Member of the National Assembly
- In office 14 May 2010 – 5 May 2014

Personal details
- Born: 1961 (age 64–65) Keszthely, Hungary
- Party: Fidesz (since 2002) KDNP (since 2005)
- Profession: agronomist, politician

= Tamás Sáringer-Kenyeres =

Hungarian politician

Tamás Sáringer-Kenyeres (born 1961) is a Hungarian agronomist and politician, member of the National Assembly (MP) from Fidesz–KDNP Zala County Regional List between 2010 and 2014.

==Work experience==
He was born in Keszthely as the third child of Gyula Sáringer, professor of the Institute for Plant Protection and Department of Entomology in the Georgikon Faculty of the University of Pannonia, and Mária Kenyeres, plant protection product engineer.
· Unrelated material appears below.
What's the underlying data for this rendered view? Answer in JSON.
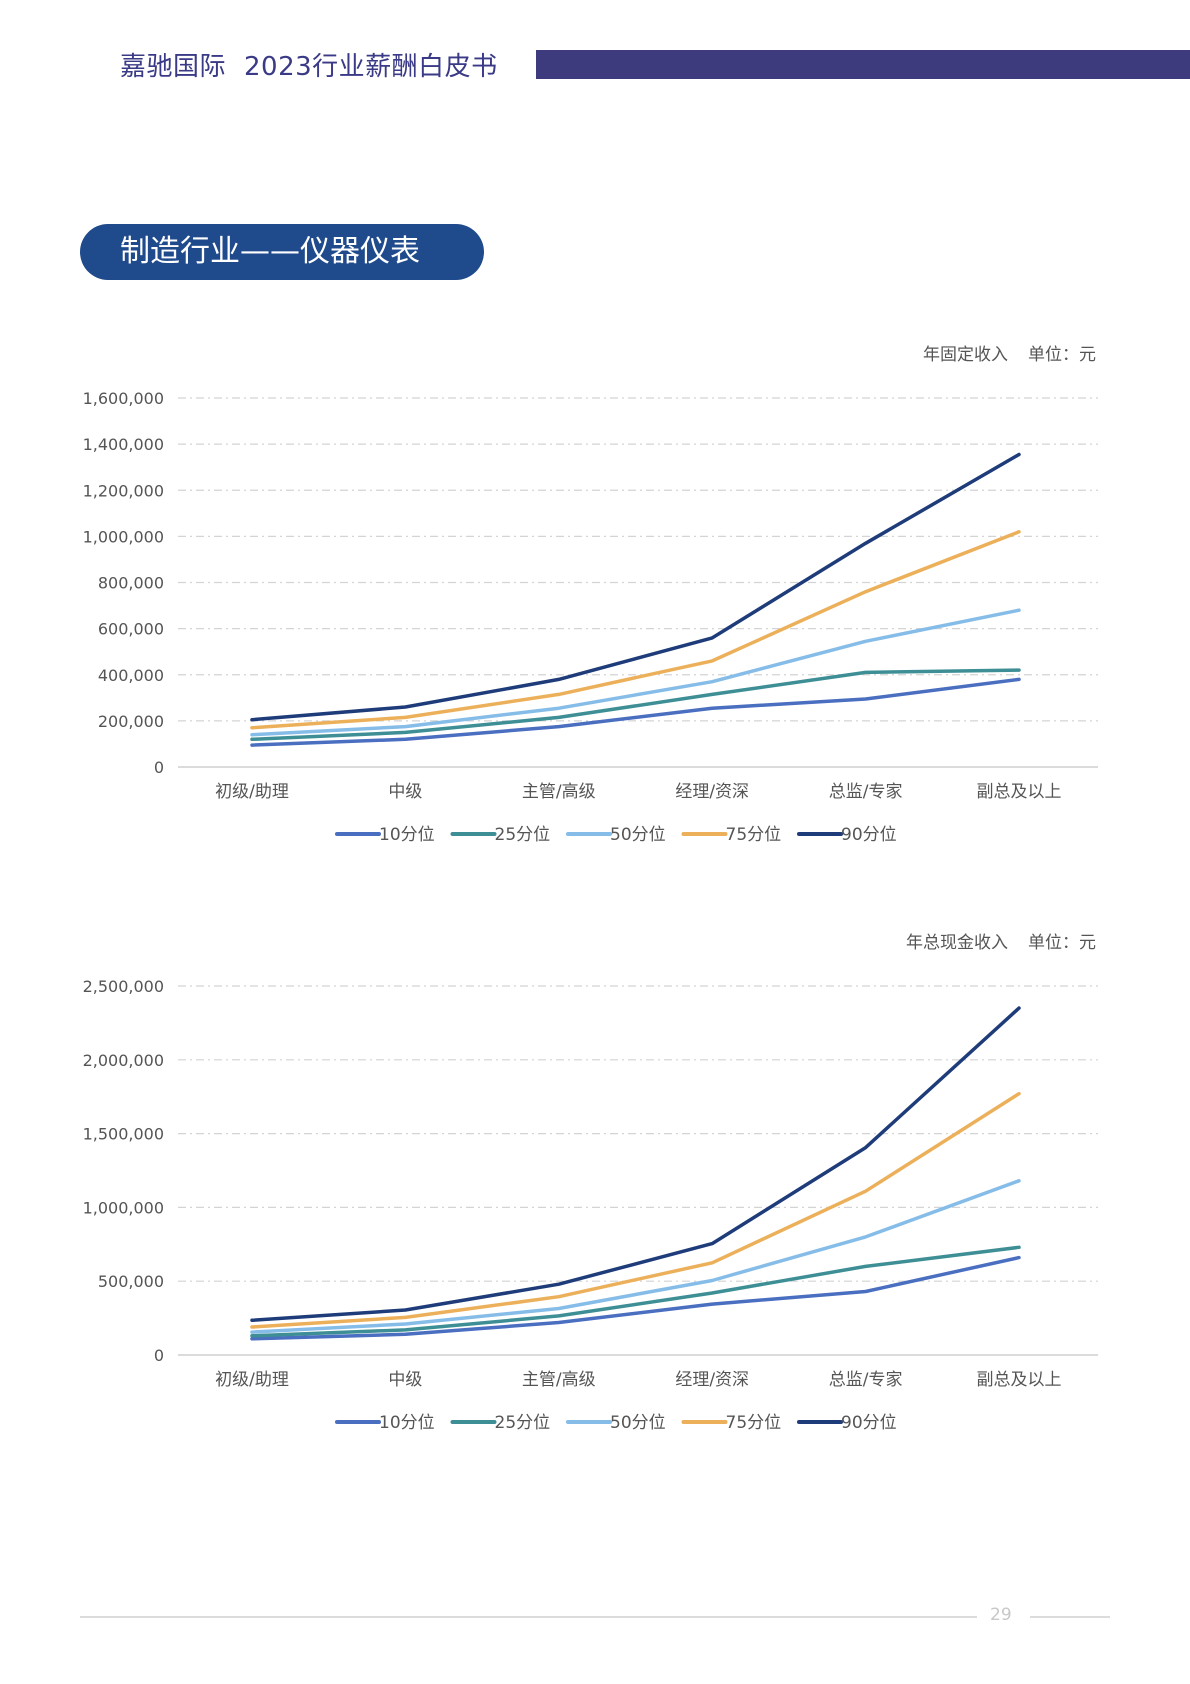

Sáringer-Kenyeres graduated as agronomist in 1986 and as agro-chemical engineer in 1990 from the University of Pannonia. He worked for the Hőgyész State Farm for six years since 1986 and Nagybajom Agricultural Co between 1988 and 1992. He was a regional representative of DuPont de Nemours Ltd. in Southern Transdanubia for eight years. He founded his own businesses in 1999.

==Political career==
Sáringer-Kenyeres began his political career in 2002, when he became mayoral candidate of Fidesz in Keszthely during the 2002 local elections. He joined the party after the elections and became a member of the Cultural Board. He joined Keszthely branch of the Christian Democratic People's Party (KDNP) in 2005 and elected its chairman in 2006.

He was elected a member of the General Assembly of Zala County in the 2006 local elections.